SNS全盛期に響く「自己肯定感」に関する物語 『殺さない彼と死なない彼女』の“ここにいて”というメッセージ

 誰かと肩をならべて歩くことの尊さは、その誰かがいなくなってみないと分からない。おなじ歩幅、おなじリズム、おなじペース……それらがしっくりくる誰かを見つけることは、とてもとても難しい。開巻直後から高校生の男女3組がそれぞれに肩をならべて歩く姿が活写される『殺さない彼と死なない彼女』には、そんな「誰か」との愛おしくかけがえのない時間が刻まれている。

 「殺」と「死」の文字がならぶタイトルから感じるどうにも剣呑な雰囲気と、それに対して学園モノというギャップ。実際に主な舞台となるのは学校であって、校内は柔らかな陽光に満たされているものの、冒頭からひっきりなしに「殺すぞ」「死ね」「死にたい」といった言葉が飛び交う。いずれもネガティブな印象を与える言葉だが、誰でも一度くらいは口にしてしまったことがあるのではないだろうか。ネット上でも頻繁に見かける。これは、「お腹が空いた」「眠たい」といった、私たちが日々つい口にしてしまうものと同じような軽さで発され、そこに何か重要な意味合いがあるようには思えない。

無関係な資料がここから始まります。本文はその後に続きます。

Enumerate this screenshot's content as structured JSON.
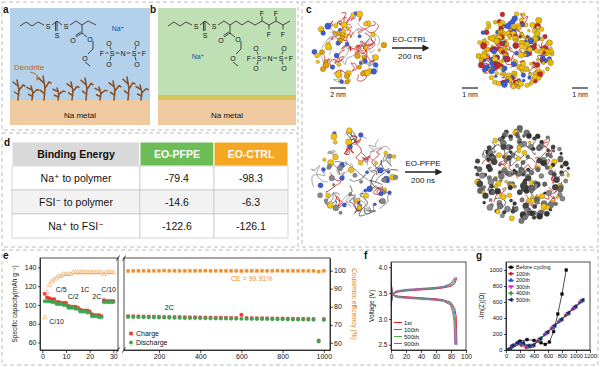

 「殺すぞ」と「死ね」が口癖の退屈な高校生活を送る小坂(間宮祥太朗)は、「死にたい」が口癖のリストカット常習者でありながら、“ゴミ”となったハチ=死骸を埋葬しようとする鹿野(桜井日奈子)に興味を抱く。そんな彼らの関係と並行して描かれるのが、愛に飢えた少女・きゃぴ子(堀田真由)と、彼女をいつも見守る地味子(恒松祐里)の関係。そして、つれない態度を取り続ける八千代(ゆうたろう)に対し、手を替え品を替え告白を繰り返す撫子(箭内夢菜)の関係だ。

 本作は、「自己肯定感」に関する物語だといえる。TwitterやInstagramをはじめとする、SNS全盛期である昨今。見知らぬ誰かに褒められ、肯定されることがあれば、思わぬところで否定され、心無い言葉に傷つけられることもある。こんな時代だからこそ、簡単に自己肯定感を得ることは可能だけれど、反対にそれが難しいのもまた事実。かといって、自分で自分自身を肯定していくことはなかなか難しい。そこにはやはりつねに、「他者」の顔がチラつくからだ。

 本作に登場する6人の男女もまた、それぞれにそういった問題を抱えている。与える者、与えられる者ーー他者との関わり方はさまざまだ。先に述べたように小坂の乱暴な発言は、あくまで攻撃性を備えたものではない。それは向き合う相手に対しての、ときに照れ隠しであり、ときに愛情表現でもあるのだ。“語彙力の欠如”と言ってしまえばそれまでだが、それらの言葉の響きにあるニュアンスは豊かであり、ここに演じ手の力も感じる。映画を観ている私たちは、やがてそれが“好き”と同義に聞こえてもくることだろう。